Add in that a lot more changed around them than what they could control between being bought out like they were to kids and toys not having the same relationship that they used to have. We may be watching the end of an era.




quietcorn wrote:
Yeah, it's hard to blame a retail chain for not keeping up with the times when there's no investment put into the chain's actual success. If the people at the top are determined to squeeze every dollar without care for the health of the company, then they're not going to hire people who will bring in the kind of modernization they need for long term sustainability. This seems like a major factor in terms of USA companies staying competitive.

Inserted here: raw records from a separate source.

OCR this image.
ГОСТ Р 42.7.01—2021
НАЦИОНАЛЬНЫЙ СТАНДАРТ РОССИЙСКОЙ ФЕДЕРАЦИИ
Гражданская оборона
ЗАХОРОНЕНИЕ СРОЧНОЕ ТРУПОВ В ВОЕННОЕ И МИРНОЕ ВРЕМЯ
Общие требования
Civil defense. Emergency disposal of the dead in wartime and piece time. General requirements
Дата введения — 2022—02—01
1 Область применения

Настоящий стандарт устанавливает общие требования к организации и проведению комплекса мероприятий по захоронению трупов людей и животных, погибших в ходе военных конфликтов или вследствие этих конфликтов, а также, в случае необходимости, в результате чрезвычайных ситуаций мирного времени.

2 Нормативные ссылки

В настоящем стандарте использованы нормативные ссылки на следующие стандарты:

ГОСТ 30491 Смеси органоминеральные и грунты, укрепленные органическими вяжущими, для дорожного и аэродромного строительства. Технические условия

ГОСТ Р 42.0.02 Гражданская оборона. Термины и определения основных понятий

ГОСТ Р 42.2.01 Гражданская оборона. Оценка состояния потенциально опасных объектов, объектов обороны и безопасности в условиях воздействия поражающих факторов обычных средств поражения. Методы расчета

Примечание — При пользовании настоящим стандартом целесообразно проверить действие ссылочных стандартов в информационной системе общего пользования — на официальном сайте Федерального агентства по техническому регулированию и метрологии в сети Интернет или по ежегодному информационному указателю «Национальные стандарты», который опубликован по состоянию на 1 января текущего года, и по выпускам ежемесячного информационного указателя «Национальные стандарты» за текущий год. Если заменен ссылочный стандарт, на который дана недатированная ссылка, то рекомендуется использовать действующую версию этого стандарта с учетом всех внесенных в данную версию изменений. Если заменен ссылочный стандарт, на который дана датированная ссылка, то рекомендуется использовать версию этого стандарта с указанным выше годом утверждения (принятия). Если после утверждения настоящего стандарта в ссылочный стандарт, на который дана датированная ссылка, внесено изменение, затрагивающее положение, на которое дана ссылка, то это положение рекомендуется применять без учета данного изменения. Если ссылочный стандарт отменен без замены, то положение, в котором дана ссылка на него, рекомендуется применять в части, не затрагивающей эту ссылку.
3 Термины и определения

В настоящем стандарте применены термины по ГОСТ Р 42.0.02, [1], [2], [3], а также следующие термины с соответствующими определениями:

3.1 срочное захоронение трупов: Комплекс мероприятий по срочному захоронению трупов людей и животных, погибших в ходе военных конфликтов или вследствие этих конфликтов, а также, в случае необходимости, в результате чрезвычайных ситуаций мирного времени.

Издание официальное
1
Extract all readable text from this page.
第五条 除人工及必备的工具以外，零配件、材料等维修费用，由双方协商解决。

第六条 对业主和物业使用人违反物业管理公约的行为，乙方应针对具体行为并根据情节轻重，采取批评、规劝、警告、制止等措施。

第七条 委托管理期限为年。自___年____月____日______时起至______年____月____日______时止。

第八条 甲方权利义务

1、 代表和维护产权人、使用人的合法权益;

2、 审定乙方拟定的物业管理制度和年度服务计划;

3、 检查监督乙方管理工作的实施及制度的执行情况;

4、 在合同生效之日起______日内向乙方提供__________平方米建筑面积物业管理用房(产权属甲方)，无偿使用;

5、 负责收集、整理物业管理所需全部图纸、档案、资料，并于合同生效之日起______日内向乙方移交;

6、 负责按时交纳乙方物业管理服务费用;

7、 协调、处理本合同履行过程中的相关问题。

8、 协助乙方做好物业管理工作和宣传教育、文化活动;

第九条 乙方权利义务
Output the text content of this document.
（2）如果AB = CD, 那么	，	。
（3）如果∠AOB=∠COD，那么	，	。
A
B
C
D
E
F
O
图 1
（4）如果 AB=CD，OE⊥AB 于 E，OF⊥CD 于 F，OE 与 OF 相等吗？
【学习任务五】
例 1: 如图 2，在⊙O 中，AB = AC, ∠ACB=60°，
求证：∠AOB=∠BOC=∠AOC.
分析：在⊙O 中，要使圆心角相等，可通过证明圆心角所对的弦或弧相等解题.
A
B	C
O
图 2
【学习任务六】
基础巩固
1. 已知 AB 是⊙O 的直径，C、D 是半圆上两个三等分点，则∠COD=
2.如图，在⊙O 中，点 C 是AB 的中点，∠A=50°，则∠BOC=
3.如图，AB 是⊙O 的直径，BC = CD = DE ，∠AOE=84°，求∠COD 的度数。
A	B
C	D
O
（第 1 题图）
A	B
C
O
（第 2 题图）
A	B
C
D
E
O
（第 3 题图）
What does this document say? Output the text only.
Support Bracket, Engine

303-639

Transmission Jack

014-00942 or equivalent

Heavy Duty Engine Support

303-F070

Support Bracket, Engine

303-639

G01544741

The Koch brothers did the same thing for our lumber companies according to a rather lengthy thread I read on reddit in April in response to Trump's Canadian Softwood tariff. Regardless of how you feel about our lumber competitiveness with them, there was a lot of talk about how the Koch brothers bought up a large number of American lumber mills, then under-invested in them to get the maximum return, leaving them using older, more dangerous tech compared to the Canadian mills. The lower pay and more dangerous work in the US tends to also have higher turnover and lower talent workers, compared to the Canadian mills, which pay (I think) reasonably well by comparison.

If you want to deep dive, I found it an interesting read:

https://www.reddit.com/r/worldnews/comments/67d5w6/us_to_sla...

The reason I mention any of this again, is that we have this strange problem in the USA were we point fingers at businesses for failing to keep up with the times, when in reality, there's a significant and apparently frustratingly unavoidable reasons these companies don't act in their own best interests.

Are we doomed to a cycle of life where any successful business will be pillaged and left dead by these types of investment firms, creating an opening in the market for a new player who will rise to prominence, only to be consumed themselves? Are we just looking at the life cycle of a corporations in the face of investment firm cancer?